- From: Cameron McCormack <cam@mcc.id.au>
- Date: Thu, 15 Aug 2013 17:45:28 +1200
- To: Dirk Schulze <dschulze@adobe.com>
- CC: "public-fx@w3.org" <public-fx@w3.org>, www-svg list <www-svg@w3.org>
Dirk Schulze wrote: > 1) One of the filter function lists consist of at least one SVG > filter reference (URL or<child> selector) Are there other properties that take lists of values that might or might not be interpolable? We should have the same behaviour, if so. > 2) At least one filter function pair is not of the same type. Same question here. > To 1): Is it possible to remove this restriction and animate all > function pairs if they are of the same type even if we have a SVG > Filter reference? What happens with the filter reference? In theory > they could follow the animation model of enumerations that the CSS WG > agreed on in Lyon. (Every time the transition function crosses 0.5 on > output percentage, the value flips to either from- or to-reference > depending on the derivation of the transition function.) Sounds reasonable to me. > To 2): Many filter functions (shothands) can be described by color > matrices. Is there a way to interpolate between color matrices? I > assume that it does not necessarily produce meaningful results, just > like interpolation between matrix items on CSS transforms. Does > anyone have experience on that?
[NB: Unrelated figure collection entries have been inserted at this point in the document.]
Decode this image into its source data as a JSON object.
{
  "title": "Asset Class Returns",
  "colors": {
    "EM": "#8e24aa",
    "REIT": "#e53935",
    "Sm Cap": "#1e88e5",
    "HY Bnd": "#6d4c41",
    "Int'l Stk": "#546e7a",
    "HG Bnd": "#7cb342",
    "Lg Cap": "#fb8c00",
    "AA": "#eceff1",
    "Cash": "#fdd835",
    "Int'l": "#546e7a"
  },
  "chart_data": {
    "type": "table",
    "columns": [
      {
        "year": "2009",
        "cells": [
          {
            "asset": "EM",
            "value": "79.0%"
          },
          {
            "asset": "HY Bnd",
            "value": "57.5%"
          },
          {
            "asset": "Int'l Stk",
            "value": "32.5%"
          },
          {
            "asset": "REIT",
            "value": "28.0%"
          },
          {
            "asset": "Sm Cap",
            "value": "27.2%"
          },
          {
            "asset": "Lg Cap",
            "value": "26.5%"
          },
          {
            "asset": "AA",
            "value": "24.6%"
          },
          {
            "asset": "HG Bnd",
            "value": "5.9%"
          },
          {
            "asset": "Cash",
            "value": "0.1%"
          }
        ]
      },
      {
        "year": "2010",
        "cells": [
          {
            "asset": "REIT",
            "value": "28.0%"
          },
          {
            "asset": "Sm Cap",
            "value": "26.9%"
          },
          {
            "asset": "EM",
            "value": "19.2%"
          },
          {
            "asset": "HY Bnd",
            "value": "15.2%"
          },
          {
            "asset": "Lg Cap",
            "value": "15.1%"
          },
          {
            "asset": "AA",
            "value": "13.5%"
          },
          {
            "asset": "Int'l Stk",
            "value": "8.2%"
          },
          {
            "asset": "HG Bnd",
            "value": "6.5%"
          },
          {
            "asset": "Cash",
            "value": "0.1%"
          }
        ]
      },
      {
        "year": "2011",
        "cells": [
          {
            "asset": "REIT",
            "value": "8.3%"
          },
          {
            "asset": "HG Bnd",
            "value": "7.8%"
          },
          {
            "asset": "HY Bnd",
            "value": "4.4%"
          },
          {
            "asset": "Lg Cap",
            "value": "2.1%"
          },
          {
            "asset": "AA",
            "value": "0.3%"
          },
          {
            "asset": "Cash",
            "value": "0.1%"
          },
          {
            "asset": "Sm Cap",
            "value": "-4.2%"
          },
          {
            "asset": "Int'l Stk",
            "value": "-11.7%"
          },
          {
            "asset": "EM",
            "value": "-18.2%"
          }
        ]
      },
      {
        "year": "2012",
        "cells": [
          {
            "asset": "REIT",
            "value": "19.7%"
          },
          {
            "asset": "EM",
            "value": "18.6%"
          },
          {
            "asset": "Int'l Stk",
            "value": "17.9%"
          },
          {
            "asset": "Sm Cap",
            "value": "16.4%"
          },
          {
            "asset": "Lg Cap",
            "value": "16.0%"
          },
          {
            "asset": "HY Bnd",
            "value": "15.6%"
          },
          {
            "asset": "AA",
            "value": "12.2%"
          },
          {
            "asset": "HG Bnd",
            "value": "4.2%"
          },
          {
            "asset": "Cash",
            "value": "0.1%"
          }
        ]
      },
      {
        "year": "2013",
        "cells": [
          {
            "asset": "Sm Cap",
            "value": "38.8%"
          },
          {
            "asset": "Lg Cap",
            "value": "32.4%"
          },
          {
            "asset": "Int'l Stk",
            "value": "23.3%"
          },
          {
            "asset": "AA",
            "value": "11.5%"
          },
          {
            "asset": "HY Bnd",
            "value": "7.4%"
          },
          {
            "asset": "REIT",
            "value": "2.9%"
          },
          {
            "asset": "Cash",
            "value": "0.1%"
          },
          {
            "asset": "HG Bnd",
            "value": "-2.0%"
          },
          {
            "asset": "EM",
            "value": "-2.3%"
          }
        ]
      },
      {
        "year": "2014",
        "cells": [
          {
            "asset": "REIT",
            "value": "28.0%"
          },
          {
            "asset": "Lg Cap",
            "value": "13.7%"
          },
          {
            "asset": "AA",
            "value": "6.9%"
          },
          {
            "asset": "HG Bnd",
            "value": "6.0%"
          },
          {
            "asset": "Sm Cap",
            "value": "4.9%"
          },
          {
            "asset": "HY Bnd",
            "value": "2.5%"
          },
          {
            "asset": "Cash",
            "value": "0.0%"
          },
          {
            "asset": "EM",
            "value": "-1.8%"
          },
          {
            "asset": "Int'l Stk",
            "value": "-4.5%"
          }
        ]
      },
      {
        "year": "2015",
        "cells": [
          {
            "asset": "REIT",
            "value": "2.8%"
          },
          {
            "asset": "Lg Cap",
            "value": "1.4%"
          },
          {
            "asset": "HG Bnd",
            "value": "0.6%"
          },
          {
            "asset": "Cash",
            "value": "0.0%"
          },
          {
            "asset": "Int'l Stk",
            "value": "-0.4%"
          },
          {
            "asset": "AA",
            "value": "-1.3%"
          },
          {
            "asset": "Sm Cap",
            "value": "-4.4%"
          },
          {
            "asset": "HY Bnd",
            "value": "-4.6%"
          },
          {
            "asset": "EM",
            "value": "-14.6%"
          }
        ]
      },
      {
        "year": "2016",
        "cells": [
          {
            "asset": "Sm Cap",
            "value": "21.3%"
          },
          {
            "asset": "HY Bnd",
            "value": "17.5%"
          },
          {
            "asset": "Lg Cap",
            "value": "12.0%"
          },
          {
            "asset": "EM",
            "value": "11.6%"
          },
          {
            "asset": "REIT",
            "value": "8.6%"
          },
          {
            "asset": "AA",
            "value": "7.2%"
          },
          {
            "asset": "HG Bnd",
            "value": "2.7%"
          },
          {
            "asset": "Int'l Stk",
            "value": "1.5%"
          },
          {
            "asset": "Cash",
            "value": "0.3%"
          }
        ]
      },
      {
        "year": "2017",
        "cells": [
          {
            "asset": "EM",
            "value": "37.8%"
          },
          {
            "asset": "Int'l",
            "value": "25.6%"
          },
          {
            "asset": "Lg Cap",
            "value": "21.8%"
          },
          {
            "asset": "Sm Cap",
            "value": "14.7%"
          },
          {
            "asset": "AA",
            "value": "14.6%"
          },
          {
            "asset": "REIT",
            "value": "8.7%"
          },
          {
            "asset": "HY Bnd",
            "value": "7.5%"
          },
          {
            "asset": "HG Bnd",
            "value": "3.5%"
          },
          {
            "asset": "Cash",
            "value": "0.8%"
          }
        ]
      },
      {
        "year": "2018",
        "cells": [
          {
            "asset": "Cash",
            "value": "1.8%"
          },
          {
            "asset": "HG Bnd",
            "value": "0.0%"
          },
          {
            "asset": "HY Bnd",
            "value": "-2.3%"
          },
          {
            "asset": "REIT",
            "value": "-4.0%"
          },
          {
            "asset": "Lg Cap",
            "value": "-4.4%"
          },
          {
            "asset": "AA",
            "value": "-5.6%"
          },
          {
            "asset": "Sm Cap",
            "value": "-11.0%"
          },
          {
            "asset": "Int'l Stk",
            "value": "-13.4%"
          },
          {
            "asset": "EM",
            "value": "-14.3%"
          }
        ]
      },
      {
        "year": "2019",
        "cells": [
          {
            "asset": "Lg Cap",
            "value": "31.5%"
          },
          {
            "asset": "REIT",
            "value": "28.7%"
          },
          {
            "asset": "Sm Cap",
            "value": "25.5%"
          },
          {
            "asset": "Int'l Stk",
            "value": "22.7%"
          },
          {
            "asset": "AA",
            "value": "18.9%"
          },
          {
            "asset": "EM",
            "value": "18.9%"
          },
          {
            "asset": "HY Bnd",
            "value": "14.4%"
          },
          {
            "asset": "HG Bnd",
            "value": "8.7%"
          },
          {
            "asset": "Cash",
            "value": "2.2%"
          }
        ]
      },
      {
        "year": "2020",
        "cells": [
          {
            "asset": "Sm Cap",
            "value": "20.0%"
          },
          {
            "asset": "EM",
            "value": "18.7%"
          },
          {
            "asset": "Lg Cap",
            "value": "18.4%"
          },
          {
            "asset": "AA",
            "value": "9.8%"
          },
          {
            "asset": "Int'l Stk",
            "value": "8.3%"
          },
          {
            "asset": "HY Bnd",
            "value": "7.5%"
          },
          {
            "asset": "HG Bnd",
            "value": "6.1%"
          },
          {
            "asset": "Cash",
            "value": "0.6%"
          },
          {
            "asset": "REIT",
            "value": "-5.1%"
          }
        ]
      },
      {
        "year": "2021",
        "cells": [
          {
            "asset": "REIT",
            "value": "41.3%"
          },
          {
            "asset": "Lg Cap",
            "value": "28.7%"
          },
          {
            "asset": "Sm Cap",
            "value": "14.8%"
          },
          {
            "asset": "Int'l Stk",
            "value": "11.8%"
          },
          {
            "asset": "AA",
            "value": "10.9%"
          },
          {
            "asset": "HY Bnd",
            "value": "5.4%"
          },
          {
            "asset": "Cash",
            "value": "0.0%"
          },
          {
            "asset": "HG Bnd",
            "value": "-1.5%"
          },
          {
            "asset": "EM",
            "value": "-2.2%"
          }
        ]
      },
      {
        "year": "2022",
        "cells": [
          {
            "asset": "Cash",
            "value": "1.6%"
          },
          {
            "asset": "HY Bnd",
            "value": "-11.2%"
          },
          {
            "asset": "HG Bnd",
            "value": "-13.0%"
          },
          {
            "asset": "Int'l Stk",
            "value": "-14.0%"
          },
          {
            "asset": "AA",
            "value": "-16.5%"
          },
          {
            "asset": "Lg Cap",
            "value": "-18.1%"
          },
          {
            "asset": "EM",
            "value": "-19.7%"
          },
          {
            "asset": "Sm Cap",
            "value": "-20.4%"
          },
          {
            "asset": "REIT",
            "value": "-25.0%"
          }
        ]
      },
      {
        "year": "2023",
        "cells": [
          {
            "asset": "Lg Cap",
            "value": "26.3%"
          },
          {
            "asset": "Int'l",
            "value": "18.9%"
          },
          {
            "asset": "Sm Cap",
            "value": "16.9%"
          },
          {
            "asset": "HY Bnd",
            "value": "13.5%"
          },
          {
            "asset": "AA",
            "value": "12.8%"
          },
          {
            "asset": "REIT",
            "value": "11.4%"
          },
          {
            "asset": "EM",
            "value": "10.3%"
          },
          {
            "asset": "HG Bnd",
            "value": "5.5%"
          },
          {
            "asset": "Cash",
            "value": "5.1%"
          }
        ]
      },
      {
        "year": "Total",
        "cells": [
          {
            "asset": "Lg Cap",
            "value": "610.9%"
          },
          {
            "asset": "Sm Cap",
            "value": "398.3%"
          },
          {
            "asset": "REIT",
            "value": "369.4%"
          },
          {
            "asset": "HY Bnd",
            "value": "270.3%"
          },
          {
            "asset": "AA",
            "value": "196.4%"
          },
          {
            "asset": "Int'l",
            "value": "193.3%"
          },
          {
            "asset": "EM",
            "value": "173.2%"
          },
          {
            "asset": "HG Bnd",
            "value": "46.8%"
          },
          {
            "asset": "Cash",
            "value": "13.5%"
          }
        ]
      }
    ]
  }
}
I guess "meaningful" is open to interpretation. It at least will let you see some continuous change in the filtered output. There's still a good chance of it behaving unexpectedly, though. Consider for example interpolating from 'hue-rotate(60)' to 'grayscale(0)'. That will behave very differently from interpolating 'hue-rotate(0)', even though it has the same colour matrix as 'grayscale(0)'. I don't think we can come up with a useful canonical decomposition (or maybe one at all?) like we do with transforms.